The No Child Left Inside Family Fun Day at Sanborn Western Camps was a huge success this last weekend. Over 100 parents, teachers, children and their friends enjoyed a beautiful, Colorado fall day amid the golden aspens and tall Ponderosa pines learning about animals, building forts, roasting marshmallows, playing games, and loving the outdoors and their time together.
I had the opportunity to be a participant on a few of the guided hikes with my own children and a few families from my son’s school. At one point, while hiking on the trail, one of my “mom friends” called out to our kids to “stay with the group, it might be dangerous up there.” Her comment gave me pause. Sure, as far as predators go, we’ve got our fair share: red-tailed hawks, coyotes, bobcats, and more. And yet I realized I am far more comfortable with my child running through the woods than I am with him running through the grocery store (trees don’t tend to give you disapproving looks, I suppose).
Her comment, however, is indicative of an unhealthy shift that makes moms into community pariahs, roaming kids into deviants, and “safe” kids into screen-watching, computer-clicking, tech-savvy individuals—who have limited confidence in themselves because they have not been able to interact and connect with other kids through real, unstructured, free-play types of activities in the outdoors.
While building a fort with our kids, another mother regaled me with a tale from her college days (mid 80’s) where their outdoor leadership club hitchhiked from Ohio to New Mexico to go backpacking for a week. “Of course, it was much safer then,” was her comment. Really? Or is it just easier to dismiss an act of borderline foolishness (or youthful ingenuity?) as typical of a different time—especially when that “time” itself didn’t involve the level of instant information (or dis-information) that exists right now.
As parents and as youth development professionals, it is our responsibility to take care of our kids and the kids enlisted to our care, and to help them become responsible, productive, happy adults. It is our responsibility to assimilate as much information as possible and make responsible decisions regarding the well-being of our kids and campers. It is also our responsibility to allow them the freedom to make mistakes, deal with consequences, and to feel empowered by the good choices they can and will make.

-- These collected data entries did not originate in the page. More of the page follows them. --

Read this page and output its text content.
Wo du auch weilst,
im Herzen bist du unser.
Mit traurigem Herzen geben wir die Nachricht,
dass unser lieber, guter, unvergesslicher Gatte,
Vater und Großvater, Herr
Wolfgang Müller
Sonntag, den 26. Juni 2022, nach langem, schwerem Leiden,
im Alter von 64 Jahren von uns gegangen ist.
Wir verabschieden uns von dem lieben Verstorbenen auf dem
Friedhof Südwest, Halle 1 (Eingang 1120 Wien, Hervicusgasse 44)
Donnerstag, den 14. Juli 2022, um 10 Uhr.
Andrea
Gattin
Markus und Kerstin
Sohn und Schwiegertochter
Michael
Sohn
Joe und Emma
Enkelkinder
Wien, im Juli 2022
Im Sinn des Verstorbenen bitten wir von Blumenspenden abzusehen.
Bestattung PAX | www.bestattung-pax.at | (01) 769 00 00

I can only hope that, when and if my kids have the opportunity to walk to school, or go on a Lone Vigil backpacking trip by themselves, or ride their bikes to a friend’s house (with or without a parent at home), I will have equipped them with enough information to make informed, wise decisions. And, if their decisions aren’t the best, that—with a loving heart--I can help them understand and deal with the consequences, then grow and learn from the experience. One of my favorite bloggers, Lenore Skenazy says, "That’s why it’s called “self-esteem.” Not “parent-assisted esteem.”
As we all watched our kids tripping over roots without tears, getting poked in the eye with branches and laughing, slipping on moss covered rocks and quickly dusting off pants, lifting heavy logs as a team, sharing a treasured feather with a friend, chatting together in the outdoor lunch buffet line, and safely leading each other on a blindfolded trust walk through an aspen grove—I think we all realized a lesson about how strong and powerful and wise our kids really can be….and already are.